Hatırladığımız kadarıyla, yirmi yıl önce, yani hayat daha basit iken, ERP kutsal bir şeydi. Bir işletmeye ERP kurulduğunda, işletmeyi farklı bir seviyeye taşıdığı düşünülürdü. Bu işle uğraşmak cazip, projelerde çalışanlar saygın kişilerdi. İnanılmaz büyüklükte bütçeler ayrılır, dev bilgisayarlar alınırdı.

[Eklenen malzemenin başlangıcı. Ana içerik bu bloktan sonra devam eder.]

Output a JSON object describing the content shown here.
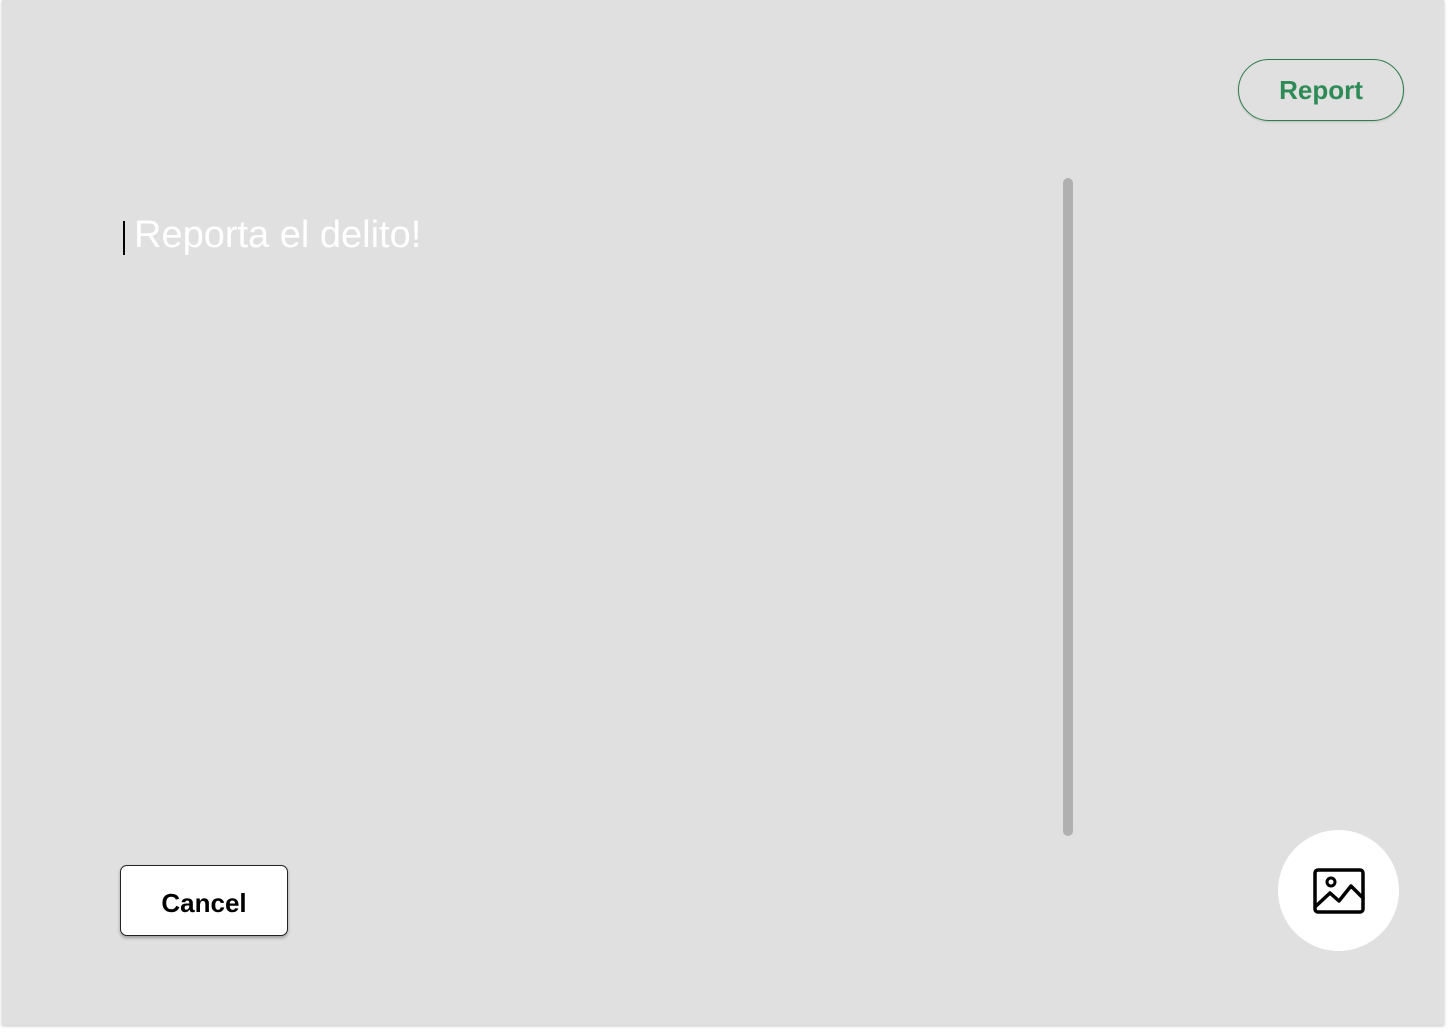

Doksanlı yıllardan sonra, liberal ekonomi ilkelerinin benimsenmesi ile ülkemizdeki üretim sektöründe önemli bir canlanma oldu. Özellikle küçük ve orta ölçekli işletmeler, sağlam düzenler kurmaya pek de aldırmadan hızla büyüdüler ve işlerini yönetebilmek için yazılıma gerek duyar hale geldiler. Fakat bu büyümeyi doğuran ve besleyen sağlam bir endüstriyel arka plan olmadığı için, temel disiplinlerimiz eksikti.
Başka kültürlerin, yaklaşımların, ekonomilerin ürünü olan ERP sistemlerini, açıkçası biz burada iyi anlayamadık ve uygulayamadık. Çünkü, Batı endüstrisi büyük ve entegre tesisler yapısındaydı ve kendi ihtiyacını karşılayacak yazılımlara ihtiyacı vardı. Oysa ülkemizde böyle büyük entegre tesis sayısı azdı. İşletmelerimiz, bu yazılımları kurabilse bile, çalıştırabilecek bilgi ve tecrübe birikiminden, insan kaynağından yoksundular. Bizim işletmelerimiz küçük ama dinamik işletmelerdi.
Fakat, son yıllarda ilginç bir şey oldu. Endüstrileşmiş ülkelerdeki iş yapma tarzı, ticaret ve teknoloji çok değişti. Eskisi gibi yapısal, sağlam temeller ve bilindik üretimler üzerine oturan iş yapma tarzları yavaş ve hantal kaldılar. Daha yaratıcı, esnek ve değişken olabilen işler öne çıktı ve hızla büyüdüler. İşletmeler tüm ara mal ve hizmetleri içinde barındırmaktan hızla vazgeçti. Asıl üretim konusu dışındaki, uzmanlık gerektirmeyen bütün yardımcı konulardan hızla arınıldı. Ve bu hizmetler, dünyada en ucuz nerede veriliyor ise oradan alınır oldular. Öyle ki, Batının bazı büyük üretim markaları için iş, sadece dünya çapında yapılan fason üretimin organizasyonu haline geldi.
ERP yazılımları için bu değişim birçok fırsat ve tehdidi içermekteydi. Fırsattı, çünkü para, mal ve hizmet akışının kontrolü hayati hale gelmişti. Bir uygulama olmaksızın bu son derece karmaşık trafiği takip etmeniz olanaksızdı. Tehditti, çünkü birden çok uluslu, çok dilli, çok kültürlü bir yapının isteklerine cevap vermek durumundaydınız. Üstelik kimsenin elinde ne kalifiye bir insan gücü vardı, ne de firmalar kalıcı, sağlam büyük yapılar kurmak niyetindeydiler. Artık basit, kolay öğrenilebilir, ucuz iş gücünün rahatça anlayıp kullanabileceği, teknoloji ile entegre, esnek yazılımlar gerekliydi. Yani aslında tuhaf bir şekilde, ülkemiz işletmelerinin şartları ile yeni dünyanın gerekleri bir anlamda buluştular.
İnternetin etkisi inanılmaz bir devrime neden oldu. Mal ve hizmet üretiminin hızla globalleştiğini görüyoruz ve ERP yazılımları da (beğensek de beğenmesek de) bunun aracı olmak durumunda. Nitekim artık ERP yazılımları da tıpkı küçük yazılımlar gibi kiralanıyor ve internet üzerinden bağlanıp kullanılıyor. Çok yakında ofis programlarından farkı kalmayacak.
Biz de ERP kuranlar olarak yaklaşımımızı yenilemek zorundayız. Ülkeler, işletmeler ve mali düzenler, iş yapabilmek için, giderek yaygınlaşan uluslararası standartlara uymak zorunda kalacaklar ve korkarız çok yakında "işletmemize özgü, ülkemize özel" yazdırdığımız eklerin elimizde patladığına tanık olacağız. Rüzgâr bu sefer çok güçlü esiyor ve sivri köşeleri yuvarlayacak.